1st Lt. Lizamara Bedolla came of age during the Nicaraguan revolution and subsequent Contra War that wracked the country for the entire 1980s. Her early years were defined by the growl of armored troop carriers and sporadic bursts of gunfire beyond her window until her family finally fled to Houston when Bedolla was 4. Now an Army nurse at the William Beaumont Army Medical Center’s Surgical Ward at Fort Bliss, she’s well into a 16-year career that included a deployment with the 10th Combat Support Hospital during the initial invasion of Iraq in 2003.

“(Nursing) has helped me gain much more empathy and sympathy than I thought was possible,” she told the branch in August 2017. “Whatever my idea of empathy was 16 years ago, has completely grown while serving … The Army has taught me a lot about tolerance, self-awareness, patience and has opened my eyes to the different people that are all over this country and abroad.”

He first served the Marines as an interpreter. Now he’ll serve as one himself

U.S. Marine Corps/Sgt. Jessica Quezada

Air Force photo

Pvt. Mohammad Nadir holds a photo of himself when he was a future Marine at Marine Corps Recruiting Substation Anaheim, June 1, 2017. Nadir graduated from Marine Corps Recruit Depot San Diego on May 26, 2017, and will train to become an infantryman.
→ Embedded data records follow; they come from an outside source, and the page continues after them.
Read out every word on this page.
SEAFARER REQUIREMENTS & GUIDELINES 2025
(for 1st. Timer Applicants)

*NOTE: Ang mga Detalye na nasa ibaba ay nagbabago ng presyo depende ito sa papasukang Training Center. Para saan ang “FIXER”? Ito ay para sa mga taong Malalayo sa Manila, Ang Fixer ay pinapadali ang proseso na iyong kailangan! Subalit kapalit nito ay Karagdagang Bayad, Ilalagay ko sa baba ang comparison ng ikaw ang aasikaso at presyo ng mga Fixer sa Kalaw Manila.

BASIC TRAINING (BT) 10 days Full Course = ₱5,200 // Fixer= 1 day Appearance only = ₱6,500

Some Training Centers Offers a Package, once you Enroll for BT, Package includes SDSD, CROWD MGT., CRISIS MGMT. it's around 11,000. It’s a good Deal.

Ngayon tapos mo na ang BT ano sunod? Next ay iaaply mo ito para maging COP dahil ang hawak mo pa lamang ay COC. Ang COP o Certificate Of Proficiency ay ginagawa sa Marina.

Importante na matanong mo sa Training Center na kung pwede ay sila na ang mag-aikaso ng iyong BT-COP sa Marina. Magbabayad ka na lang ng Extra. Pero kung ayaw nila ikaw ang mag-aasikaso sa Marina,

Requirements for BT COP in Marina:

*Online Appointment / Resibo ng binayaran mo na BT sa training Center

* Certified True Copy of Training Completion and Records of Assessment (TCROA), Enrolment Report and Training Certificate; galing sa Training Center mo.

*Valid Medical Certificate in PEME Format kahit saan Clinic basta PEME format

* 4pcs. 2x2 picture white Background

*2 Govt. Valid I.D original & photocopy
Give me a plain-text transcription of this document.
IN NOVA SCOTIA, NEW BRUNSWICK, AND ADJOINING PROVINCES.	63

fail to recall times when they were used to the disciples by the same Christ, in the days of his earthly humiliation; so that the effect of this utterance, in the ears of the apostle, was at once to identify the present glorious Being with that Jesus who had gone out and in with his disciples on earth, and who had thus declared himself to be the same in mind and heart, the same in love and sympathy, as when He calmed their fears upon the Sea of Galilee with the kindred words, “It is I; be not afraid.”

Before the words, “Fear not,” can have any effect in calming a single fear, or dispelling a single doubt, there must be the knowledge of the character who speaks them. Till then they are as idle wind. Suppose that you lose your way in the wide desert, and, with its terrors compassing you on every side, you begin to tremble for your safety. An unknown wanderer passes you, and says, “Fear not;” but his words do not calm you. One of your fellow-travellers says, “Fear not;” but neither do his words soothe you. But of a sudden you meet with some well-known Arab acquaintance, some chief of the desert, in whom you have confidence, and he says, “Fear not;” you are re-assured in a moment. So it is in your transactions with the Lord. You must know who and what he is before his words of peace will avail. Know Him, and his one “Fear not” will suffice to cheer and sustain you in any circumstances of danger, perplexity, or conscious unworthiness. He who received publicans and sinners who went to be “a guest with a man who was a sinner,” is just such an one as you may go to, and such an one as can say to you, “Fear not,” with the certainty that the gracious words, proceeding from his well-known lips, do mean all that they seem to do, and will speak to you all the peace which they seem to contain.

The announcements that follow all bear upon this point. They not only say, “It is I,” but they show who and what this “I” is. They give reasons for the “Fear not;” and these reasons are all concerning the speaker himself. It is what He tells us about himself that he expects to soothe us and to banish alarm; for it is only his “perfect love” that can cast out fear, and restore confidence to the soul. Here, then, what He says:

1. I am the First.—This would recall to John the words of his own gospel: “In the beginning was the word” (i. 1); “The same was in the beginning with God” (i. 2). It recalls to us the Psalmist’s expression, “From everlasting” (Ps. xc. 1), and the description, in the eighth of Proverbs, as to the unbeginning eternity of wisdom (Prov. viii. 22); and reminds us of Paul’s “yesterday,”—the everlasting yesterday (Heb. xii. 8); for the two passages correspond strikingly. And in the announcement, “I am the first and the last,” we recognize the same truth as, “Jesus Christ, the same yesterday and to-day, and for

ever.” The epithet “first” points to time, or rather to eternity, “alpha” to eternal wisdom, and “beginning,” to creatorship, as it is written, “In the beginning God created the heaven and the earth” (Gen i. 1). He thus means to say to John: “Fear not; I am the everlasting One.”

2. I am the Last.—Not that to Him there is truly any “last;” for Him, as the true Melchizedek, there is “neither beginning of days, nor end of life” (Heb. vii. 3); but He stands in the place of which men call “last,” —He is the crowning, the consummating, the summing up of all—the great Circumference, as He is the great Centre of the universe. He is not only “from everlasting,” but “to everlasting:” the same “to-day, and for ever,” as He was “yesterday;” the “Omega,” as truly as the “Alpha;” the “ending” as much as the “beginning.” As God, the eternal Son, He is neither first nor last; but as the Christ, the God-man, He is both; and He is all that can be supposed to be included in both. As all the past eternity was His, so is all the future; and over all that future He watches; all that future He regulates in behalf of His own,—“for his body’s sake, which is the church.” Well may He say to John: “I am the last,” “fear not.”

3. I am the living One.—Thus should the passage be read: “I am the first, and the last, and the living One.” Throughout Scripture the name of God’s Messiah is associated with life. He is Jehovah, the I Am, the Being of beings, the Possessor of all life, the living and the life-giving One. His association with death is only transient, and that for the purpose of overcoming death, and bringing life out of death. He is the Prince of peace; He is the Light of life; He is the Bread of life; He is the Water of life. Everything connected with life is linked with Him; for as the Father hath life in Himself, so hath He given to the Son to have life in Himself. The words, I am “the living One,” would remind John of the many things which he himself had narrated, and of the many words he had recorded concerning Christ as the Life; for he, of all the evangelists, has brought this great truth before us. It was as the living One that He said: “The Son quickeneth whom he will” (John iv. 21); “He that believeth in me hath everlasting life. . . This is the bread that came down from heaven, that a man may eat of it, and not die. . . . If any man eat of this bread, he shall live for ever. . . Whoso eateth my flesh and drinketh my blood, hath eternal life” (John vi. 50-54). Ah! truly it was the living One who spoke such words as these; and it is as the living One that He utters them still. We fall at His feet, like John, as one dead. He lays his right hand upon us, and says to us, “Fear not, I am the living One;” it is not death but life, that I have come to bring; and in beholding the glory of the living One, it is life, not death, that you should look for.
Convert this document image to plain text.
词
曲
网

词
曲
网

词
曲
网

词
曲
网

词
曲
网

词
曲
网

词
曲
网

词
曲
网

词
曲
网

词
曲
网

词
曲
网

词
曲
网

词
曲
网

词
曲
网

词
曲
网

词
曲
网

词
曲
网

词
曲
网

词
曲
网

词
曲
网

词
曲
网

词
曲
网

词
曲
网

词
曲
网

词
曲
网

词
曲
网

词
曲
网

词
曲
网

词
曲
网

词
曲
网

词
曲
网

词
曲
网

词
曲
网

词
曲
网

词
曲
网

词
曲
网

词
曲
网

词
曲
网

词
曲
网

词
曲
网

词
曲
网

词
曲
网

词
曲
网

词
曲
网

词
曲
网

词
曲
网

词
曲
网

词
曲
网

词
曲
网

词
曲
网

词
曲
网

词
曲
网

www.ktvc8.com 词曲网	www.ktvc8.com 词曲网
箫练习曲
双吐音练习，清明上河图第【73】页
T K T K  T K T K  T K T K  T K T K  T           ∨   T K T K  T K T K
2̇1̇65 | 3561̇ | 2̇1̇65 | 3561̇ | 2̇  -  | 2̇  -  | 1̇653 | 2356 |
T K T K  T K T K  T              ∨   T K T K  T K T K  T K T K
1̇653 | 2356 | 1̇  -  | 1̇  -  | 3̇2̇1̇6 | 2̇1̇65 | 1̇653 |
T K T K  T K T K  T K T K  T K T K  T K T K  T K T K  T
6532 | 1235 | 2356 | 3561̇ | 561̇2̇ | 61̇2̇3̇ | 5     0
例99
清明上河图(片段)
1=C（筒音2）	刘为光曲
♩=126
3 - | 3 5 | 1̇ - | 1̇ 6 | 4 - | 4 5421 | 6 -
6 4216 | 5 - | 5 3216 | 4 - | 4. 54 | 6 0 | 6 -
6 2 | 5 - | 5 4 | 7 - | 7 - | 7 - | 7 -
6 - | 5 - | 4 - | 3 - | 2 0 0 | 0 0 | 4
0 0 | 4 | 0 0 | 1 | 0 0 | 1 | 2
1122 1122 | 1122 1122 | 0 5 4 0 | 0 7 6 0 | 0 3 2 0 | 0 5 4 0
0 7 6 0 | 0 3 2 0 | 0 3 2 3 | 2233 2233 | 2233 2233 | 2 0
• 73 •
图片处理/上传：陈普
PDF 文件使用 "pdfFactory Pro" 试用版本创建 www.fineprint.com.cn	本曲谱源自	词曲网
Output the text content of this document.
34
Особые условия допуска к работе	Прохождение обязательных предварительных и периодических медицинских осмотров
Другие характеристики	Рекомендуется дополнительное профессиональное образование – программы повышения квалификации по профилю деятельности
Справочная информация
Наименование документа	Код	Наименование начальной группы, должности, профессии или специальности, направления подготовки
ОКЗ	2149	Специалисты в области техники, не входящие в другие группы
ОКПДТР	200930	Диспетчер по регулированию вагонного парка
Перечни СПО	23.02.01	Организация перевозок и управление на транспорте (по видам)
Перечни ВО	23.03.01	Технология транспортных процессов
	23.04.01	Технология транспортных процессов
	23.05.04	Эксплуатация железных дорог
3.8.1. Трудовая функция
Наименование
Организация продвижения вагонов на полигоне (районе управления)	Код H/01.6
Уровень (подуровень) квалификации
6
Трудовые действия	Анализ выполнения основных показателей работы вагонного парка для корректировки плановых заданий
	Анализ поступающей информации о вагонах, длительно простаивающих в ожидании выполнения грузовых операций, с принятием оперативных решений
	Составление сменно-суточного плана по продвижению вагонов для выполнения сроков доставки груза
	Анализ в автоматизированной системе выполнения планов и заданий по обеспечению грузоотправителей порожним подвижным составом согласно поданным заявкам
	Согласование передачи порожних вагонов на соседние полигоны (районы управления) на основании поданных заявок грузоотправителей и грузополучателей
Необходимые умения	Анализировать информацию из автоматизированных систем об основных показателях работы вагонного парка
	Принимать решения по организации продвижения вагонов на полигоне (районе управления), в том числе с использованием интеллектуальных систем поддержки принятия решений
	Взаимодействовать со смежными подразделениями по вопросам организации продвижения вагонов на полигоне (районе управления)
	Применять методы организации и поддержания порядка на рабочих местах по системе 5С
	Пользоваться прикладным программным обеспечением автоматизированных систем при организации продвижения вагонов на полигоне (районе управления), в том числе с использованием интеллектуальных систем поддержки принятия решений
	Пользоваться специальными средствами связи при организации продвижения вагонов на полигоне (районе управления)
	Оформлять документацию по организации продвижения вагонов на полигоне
Mohammad Nadir’s first interaction with the U.S. military came as an interpreter for U.S. service members at the height of the war in Afghanistan, where he helped soldiers and infantry Marines make inroads with local communities freed from Taliban rule. But nearly seven years later, he’s getting the chance to service as an infantry Marine himself as he wraps up his training at Camp Pendleton San Diego’s School of Infantry West.

“When I saw the Marines fighting I knew I wanted to do that,” Nadir told the branch in June 2017. “They are the brute force for a military and I respect them a lot for what I saw those Marines do in Afghanistan. I told my family I was going to come to America and become a Marine, so I did.”